A light curve is a time series that records how the brightness of a celestial source changes with time. In observational astronomy it is commonly plotted as flux or magnitude against time and is usually measured within a defined wavelength band: for example visible, infrared, or X‑ray. The graphical form of this record is often called a graph of brightness versus time and can reveal repeating patterns, sudden outbursts, gradual trends, or complex stochastic behavior.

Principal characteristics

Light curves are described by several measurable features: amplitude (the change between brightest and faintest), period (if the signal repeats), rise and decline times, color or band dependence, and any asymmetries or secondary maxima. Observations may be recorded as linear flux units or in logarithmic astronomical magnitudes; converting between these requires care because magnitudes are a logarithmic scale. The temporal sampling, photometric precision, and the chosen bandpass strongly influence which phenomena are detectable and how well parameters can be constrained.

Types and typical examples

  • Periodic: repeating signals such as eclipsing binaries and pulsating stars (for example Cepheid variables and RR Lyrae) provide stable, cyclic light curves. The period of Cepheids is linked to intrinsic luminosity and is important for distance estimates — see classic studies of Cepheid variables.
  • Transient/aperiodic: one‑time or irregular events include novae (nova eruptions), supernovae (supernova explosions), tidal disruption events, and many types of flares.
  • Other phenomena: microlensing events produce a characteristic symmetric brightening, while exoplanet transits create shallow, periodic dips useful for planet detection and characterization.

History and context

Systematic measurement of stellar brightness dates to visual variable star catalogs and early photoelectric photometry. A landmark discovery linking light curves to astrophysics was the period–luminosity relation for Cepheids, which enabled distance measurements across the Milky Way and to nearby galaxies. Over the twentieth and twenty‑first centuries, automated surveys and space telescopes have transformed the field by producing dense, precise light curves for millions of objects.

Methods of analysis

Common analytical approaches include folding data on candidate periods to reveal repeating structure, computing periodograms or Fourier transforms to find dominant frequencies, and fitting theoretical or empirical templates to quantify rise/decline rates and peak luminosities. Modern pipelines must handle gaps, irregular cadence, noise, and instrumental effects; machine learning classifiers are frequently applied to sort large numbers of light curves into astrophysical classes.

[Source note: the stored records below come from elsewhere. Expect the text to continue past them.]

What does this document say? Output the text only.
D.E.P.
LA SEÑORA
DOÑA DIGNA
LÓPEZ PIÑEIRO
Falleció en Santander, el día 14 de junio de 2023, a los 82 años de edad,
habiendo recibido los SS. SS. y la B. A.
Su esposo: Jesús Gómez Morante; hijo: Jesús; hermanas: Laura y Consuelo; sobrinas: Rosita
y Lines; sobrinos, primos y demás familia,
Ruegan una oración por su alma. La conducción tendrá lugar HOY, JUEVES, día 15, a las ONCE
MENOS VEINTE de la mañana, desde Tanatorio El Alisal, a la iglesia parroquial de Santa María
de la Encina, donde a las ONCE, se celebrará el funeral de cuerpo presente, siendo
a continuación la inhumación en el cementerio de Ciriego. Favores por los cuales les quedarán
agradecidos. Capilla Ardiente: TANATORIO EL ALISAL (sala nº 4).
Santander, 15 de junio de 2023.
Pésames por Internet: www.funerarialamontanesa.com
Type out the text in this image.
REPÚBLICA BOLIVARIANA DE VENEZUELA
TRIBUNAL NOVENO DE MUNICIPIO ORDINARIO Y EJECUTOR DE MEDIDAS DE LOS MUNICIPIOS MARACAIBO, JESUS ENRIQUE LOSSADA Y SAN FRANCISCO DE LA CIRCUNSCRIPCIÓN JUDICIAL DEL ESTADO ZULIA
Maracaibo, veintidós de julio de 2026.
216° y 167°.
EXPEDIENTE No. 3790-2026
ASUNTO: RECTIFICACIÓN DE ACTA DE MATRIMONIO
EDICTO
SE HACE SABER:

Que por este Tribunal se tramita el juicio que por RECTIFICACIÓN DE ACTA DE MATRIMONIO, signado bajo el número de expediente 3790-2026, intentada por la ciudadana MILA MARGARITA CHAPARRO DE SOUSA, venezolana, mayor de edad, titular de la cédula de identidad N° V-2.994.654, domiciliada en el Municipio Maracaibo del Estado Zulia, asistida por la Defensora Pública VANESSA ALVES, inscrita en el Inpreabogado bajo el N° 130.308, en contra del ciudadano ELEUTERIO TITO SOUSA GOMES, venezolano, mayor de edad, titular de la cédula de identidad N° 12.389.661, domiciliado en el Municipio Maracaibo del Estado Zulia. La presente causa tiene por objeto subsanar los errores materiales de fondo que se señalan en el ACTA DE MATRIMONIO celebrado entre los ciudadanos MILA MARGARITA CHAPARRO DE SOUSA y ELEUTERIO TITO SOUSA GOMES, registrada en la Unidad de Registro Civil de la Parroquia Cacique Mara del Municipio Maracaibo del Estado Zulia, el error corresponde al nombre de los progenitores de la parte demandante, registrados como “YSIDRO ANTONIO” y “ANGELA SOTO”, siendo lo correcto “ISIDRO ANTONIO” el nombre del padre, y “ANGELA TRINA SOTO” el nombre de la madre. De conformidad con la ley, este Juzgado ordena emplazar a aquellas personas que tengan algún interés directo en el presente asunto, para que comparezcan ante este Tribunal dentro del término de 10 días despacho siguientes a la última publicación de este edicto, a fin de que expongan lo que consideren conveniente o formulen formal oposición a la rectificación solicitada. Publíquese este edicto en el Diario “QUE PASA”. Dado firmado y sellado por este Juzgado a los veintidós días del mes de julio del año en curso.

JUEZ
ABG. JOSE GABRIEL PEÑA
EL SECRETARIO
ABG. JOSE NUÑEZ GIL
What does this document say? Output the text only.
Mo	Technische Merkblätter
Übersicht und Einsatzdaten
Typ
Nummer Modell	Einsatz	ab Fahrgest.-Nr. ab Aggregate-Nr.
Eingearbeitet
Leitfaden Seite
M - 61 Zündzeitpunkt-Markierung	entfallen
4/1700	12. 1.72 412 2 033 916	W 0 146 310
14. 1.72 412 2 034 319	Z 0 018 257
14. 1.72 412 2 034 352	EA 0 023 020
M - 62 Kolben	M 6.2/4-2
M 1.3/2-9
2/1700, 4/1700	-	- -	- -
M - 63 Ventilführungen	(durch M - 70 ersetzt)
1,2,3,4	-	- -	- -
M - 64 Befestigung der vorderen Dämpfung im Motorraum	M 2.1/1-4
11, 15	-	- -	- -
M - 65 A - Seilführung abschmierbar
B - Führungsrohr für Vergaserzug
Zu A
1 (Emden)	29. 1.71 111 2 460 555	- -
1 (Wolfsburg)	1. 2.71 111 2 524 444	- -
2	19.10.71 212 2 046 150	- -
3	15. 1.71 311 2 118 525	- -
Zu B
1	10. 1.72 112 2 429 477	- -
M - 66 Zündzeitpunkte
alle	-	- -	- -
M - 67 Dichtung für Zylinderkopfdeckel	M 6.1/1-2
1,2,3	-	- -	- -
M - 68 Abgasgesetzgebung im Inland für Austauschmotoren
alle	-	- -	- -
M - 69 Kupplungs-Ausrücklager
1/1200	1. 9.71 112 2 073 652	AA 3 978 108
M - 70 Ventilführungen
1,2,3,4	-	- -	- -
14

Uses, limitations, and distinctions

Light curves are essential for classifying variable stars, measuring distances (via standard candles), discovering and confirming exoplanets, and constraining explosion physics in transients. They complement spectral observations by providing time‑dependent brightness information rather than instantaneous energy distributions. Limitations include aliasing from uneven sampling, contamination by nearby sources, wavelength dependence of variability, and degeneracies where different physical processes can produce similar light curve shapes. High‑quality, multi‑band time series and contemporaneous spectroscopy are often required to resolve ambiguities.

For practical examples, current time‑domain programs and missions routinely produce public light curve data; researchers analyze these archives to study periodic behavior, rare transients, and population statistics. Continued advances in detectors and survey coverage are extending sensitivity to fainter and faster phenomena, making light curve analysis a rapidly evolving area of observational astronomy.